Laura is 35 and lives in Bristol. Laura was repeatedly told she could not have endometriosis, despite presenting with many of the symptoms. Endometriosis has affected her education and work life and she feels her life is still on hold.
My periods were crippling when they started aged 14. Each month meant time off school; successive GPs just recommended paracetemol, which never helped. No-one ever mentioned endometriosis; painful periods were something to be endured.
I started the pill aged 19 and it helped my periods, so I stayed on it until I was 33 in summer 2015. Sadly it had masked a disease that was destroying my insides.
A couple of months later, the crippling pain had returned, and I was experiencing bleeding from my back passage. I felt increasingly exhausted and unwell. A quick internet search of my symptoms suggested recto-vaginal endometriosis. I found articles on endometriosis and gynaecology websites, and dozens of women's testimonies, describing my symptoms. All of the back pain, severe PMT, and constipation that I'd suffered for years suddenly all made sense!

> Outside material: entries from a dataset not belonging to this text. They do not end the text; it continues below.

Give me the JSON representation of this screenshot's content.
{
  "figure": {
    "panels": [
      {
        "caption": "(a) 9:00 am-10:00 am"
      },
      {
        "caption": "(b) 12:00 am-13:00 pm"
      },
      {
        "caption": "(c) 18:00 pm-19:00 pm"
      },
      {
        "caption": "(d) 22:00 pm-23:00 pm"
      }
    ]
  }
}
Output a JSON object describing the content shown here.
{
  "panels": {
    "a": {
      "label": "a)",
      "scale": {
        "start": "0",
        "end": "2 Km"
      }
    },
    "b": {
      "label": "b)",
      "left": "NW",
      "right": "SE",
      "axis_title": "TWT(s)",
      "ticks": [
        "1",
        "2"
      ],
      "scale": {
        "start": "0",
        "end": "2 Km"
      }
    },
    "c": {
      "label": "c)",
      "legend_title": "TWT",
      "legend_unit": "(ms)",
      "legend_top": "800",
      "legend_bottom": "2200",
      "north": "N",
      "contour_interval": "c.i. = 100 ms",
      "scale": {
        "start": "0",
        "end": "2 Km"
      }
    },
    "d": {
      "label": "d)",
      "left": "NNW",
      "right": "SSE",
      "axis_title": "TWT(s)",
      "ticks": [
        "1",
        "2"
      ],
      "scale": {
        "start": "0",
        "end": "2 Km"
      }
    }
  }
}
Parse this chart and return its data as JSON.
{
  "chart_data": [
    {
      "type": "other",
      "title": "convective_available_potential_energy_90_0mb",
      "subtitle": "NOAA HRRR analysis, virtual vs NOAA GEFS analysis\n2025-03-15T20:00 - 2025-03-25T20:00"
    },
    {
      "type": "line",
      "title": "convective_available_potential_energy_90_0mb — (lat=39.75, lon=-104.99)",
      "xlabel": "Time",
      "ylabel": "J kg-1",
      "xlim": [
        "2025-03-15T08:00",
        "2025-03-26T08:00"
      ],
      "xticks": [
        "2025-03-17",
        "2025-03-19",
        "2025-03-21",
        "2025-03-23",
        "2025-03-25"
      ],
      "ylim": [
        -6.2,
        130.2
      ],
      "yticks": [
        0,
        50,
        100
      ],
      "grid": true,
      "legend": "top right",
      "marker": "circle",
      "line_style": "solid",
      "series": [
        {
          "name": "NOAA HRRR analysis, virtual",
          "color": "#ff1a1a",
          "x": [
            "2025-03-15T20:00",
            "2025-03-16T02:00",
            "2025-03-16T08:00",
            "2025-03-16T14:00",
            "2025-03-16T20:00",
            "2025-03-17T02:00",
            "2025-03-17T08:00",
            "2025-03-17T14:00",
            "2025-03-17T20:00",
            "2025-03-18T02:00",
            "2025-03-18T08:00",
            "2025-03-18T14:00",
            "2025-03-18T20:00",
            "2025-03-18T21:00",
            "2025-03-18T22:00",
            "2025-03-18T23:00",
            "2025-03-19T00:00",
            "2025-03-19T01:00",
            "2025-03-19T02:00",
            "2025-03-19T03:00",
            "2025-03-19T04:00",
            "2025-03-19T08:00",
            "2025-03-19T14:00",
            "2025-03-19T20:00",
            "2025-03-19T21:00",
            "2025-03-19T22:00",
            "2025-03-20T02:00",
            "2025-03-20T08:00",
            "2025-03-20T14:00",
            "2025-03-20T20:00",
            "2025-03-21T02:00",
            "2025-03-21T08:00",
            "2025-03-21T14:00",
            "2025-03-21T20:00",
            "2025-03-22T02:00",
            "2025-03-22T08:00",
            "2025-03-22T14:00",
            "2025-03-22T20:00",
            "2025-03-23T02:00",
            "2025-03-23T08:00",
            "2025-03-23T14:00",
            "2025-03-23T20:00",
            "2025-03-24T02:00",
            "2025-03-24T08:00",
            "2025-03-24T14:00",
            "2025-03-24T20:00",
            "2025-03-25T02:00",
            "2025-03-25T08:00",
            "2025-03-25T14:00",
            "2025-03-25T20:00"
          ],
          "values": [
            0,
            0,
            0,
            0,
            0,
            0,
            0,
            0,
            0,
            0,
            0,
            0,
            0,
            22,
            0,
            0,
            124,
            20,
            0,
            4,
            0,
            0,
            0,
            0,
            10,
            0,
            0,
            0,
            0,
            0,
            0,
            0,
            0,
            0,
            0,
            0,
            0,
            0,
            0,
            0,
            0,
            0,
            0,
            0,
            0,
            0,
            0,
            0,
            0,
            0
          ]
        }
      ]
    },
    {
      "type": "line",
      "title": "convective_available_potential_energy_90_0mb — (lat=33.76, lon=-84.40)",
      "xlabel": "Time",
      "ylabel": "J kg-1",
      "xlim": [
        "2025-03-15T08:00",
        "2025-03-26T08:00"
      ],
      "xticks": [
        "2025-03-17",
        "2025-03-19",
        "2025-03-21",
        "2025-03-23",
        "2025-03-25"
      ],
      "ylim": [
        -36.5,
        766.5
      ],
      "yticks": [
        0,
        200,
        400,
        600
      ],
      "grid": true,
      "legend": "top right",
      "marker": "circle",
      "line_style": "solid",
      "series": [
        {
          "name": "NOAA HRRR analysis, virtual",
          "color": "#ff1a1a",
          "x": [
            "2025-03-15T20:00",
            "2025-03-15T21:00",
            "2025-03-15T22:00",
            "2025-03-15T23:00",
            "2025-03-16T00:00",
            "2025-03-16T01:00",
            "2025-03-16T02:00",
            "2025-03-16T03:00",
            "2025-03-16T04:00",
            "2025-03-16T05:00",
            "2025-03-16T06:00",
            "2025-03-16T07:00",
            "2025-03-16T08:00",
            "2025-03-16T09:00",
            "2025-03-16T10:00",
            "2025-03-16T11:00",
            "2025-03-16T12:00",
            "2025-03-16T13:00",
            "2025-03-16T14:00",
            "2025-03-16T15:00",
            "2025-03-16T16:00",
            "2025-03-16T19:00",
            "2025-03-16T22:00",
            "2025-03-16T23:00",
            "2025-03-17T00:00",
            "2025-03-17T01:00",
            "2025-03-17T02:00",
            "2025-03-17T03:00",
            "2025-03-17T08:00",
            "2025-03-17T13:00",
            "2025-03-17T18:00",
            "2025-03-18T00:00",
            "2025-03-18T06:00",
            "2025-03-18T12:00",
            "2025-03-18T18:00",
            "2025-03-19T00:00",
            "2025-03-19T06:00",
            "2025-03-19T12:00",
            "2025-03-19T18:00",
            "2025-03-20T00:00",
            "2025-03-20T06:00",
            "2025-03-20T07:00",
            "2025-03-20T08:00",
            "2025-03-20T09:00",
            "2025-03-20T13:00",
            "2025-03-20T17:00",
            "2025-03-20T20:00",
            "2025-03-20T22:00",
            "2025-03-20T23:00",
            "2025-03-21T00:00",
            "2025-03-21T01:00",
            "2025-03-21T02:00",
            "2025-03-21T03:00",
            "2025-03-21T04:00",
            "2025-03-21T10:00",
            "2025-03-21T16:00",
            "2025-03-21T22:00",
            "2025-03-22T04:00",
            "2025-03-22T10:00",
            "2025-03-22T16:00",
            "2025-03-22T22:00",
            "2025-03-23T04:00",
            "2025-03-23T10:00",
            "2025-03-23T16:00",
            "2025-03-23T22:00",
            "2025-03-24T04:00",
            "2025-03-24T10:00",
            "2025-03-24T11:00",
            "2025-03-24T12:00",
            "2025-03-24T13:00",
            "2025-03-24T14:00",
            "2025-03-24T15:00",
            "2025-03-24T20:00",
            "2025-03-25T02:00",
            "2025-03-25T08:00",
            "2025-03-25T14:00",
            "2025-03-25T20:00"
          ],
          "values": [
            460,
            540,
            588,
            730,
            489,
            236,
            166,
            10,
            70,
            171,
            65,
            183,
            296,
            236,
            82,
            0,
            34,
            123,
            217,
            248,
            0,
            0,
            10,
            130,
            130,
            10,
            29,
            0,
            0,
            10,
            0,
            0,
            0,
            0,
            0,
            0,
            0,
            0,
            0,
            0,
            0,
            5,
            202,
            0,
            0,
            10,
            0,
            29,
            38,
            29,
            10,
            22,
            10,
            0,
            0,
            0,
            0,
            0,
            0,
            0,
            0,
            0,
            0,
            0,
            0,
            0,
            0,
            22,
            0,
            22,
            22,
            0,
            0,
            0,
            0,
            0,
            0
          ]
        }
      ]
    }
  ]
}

Between November 2015 and May 2016 I saw my GP numerous times, had blood tests, an ultrasound, colonoscopies. It was clear from what I'd read that my symptoms weren't rare, and that only a laparoscopy can confirm endometriosis, but I was repeatedly told no endometriosis was found from these procedures, plus "It can't be endometriosis: you don't have pain with sex", "It must be blood from haemorrhoids", "Just go back on the pill / on the coil".
By February 2016 I’d had to leave my job because I needed two weeks off sick every month. As I had no diagnosis yet, neither my Income Protection Insurance nor the Department of Work and Pensions would pay benefits. I got into more and more debt.
I finally had an investigatory laparoscopy in June 2016, confirming severe recto-vaginal endometriosis that's infiltrated my bowel. Triumph! I KNEW that I'd known my own body! Yet diagnosis took 9 months - or 20 years, depending on when you start counting.
My insurance eventually paid out, but the DWP still deemed me fit for work. Seven months on I'm now waiting for further surgery to excise the endometriosis, but both a bowel surgeon and gynaecologist are needed, making scheduling difficult. My symptoms grow ever-worse and I’m needing 12-18 hours’ sleep most nights. My life remains on hold.